Why Procrastinating on Debt isn’t the Answer
Procrastinating is easy to do on any task that we think is uncomfortable or requires a lot of work. But while procrastinating on that paper in college only cost you a loss of sleep the night before it was due, delaying on your debt has far higher consequences.
Here are a few costs to consider:
- Interest. The biggest cost of not paying off your debt is the interest you pay to finance your previous purchases. You spent more than you had, and that comes at a cost. Depending on what you purchased and which financing method you chose, you could be paying anywhere from 5% to 20% in interest. That interest represents a huge sum of money if you delay in paying off your debt.
- Stuck in neutral. If you aren’t focused on paying off your debt, you aren’t moving forward. At least if you are paying the minimum payments then you aren’t moving backwards, but you don’t want to remain stuck in neutral forever. By having to spend extra money on debt interest, you aren’t able to save, invest, and plan for your future. You’re stuck dealing with past poor decisions!
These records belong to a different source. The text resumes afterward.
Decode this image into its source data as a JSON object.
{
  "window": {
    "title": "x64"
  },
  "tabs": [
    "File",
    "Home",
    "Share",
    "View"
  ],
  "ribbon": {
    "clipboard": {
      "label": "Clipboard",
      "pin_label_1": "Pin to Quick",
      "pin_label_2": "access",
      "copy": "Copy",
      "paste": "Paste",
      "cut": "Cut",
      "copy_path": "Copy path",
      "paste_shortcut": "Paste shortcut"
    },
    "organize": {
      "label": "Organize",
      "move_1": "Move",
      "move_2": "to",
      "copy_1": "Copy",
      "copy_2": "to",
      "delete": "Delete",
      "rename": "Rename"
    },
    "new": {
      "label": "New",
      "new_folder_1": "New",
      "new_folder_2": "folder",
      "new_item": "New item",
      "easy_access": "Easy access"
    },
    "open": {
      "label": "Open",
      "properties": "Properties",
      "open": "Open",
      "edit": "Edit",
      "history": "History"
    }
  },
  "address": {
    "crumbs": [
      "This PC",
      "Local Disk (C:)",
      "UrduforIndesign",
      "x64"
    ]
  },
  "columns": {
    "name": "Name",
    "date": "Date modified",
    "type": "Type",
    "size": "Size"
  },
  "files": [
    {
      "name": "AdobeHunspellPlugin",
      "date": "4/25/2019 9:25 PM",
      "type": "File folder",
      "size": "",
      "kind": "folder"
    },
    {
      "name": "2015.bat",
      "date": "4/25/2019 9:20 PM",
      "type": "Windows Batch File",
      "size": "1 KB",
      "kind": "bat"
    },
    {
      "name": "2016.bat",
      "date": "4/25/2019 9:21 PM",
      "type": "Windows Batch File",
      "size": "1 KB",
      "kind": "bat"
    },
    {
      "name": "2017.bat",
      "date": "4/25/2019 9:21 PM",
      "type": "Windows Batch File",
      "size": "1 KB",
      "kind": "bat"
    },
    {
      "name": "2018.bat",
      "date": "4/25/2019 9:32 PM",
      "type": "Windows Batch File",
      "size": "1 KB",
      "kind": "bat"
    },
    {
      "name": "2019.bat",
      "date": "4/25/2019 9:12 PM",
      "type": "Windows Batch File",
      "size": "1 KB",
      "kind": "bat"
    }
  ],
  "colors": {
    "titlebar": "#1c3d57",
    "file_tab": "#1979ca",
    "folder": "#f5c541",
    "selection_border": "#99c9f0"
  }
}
The Cost of Minimum Payments
One of the ways you can trick yourself into thinking you are making progress on your debt when you really aren’t is to just pay the minimum payment. Minimum payments are just that – the absolute minimum payment you can make while still making small dents in your debt. A $10,000 credit card balance with a 15% interest rate and 2% minimum payment would take 32 years to pay off. During that time you would pay $15,580 in interest – more than the original debt. Even with a 5% minimum payment you would pay $3,330 in interest and need 15.5 years to pay off the debt. Minimum payments are one of the ultimate ways to procrastinate on your debt; don’t fall for the trick!
How to Avoid Delaying on Debt Payoff
Just like getting that surge of motivation a few days before that big paper is due, maybe you’ve had a surge of motivation to pay off your debt. Here are a few ways to avoid further delay on getting out of debt:
- Don’t miss a payment. Missing a payment or even paying a few days late can skyrocket your interest rate and cause a huge number of fees on your account. The first thing to do is to make sure you are not missing any payments. An easy way to do this is to set up your debt minimum payments to automatically be paid every month.
- Spend less than you earn. After you make sure you aren’t going to get hit with late fees, it is time to increase the amount of money you have available to pay off your debts. That means spending less than you earn (even if you live in a big city) and cutting back in as many areas that you can. If you can cut back for a few months or years, you could pay off your debts completely.
- Do a debt snowball. Once you know how much extra money you have every month, you can start a debt snowball. Pay off your lowest balance debt first, then roll the minimum payment you would have paid on that debt into the next smallest debt. Roll that money forward until you are debt free.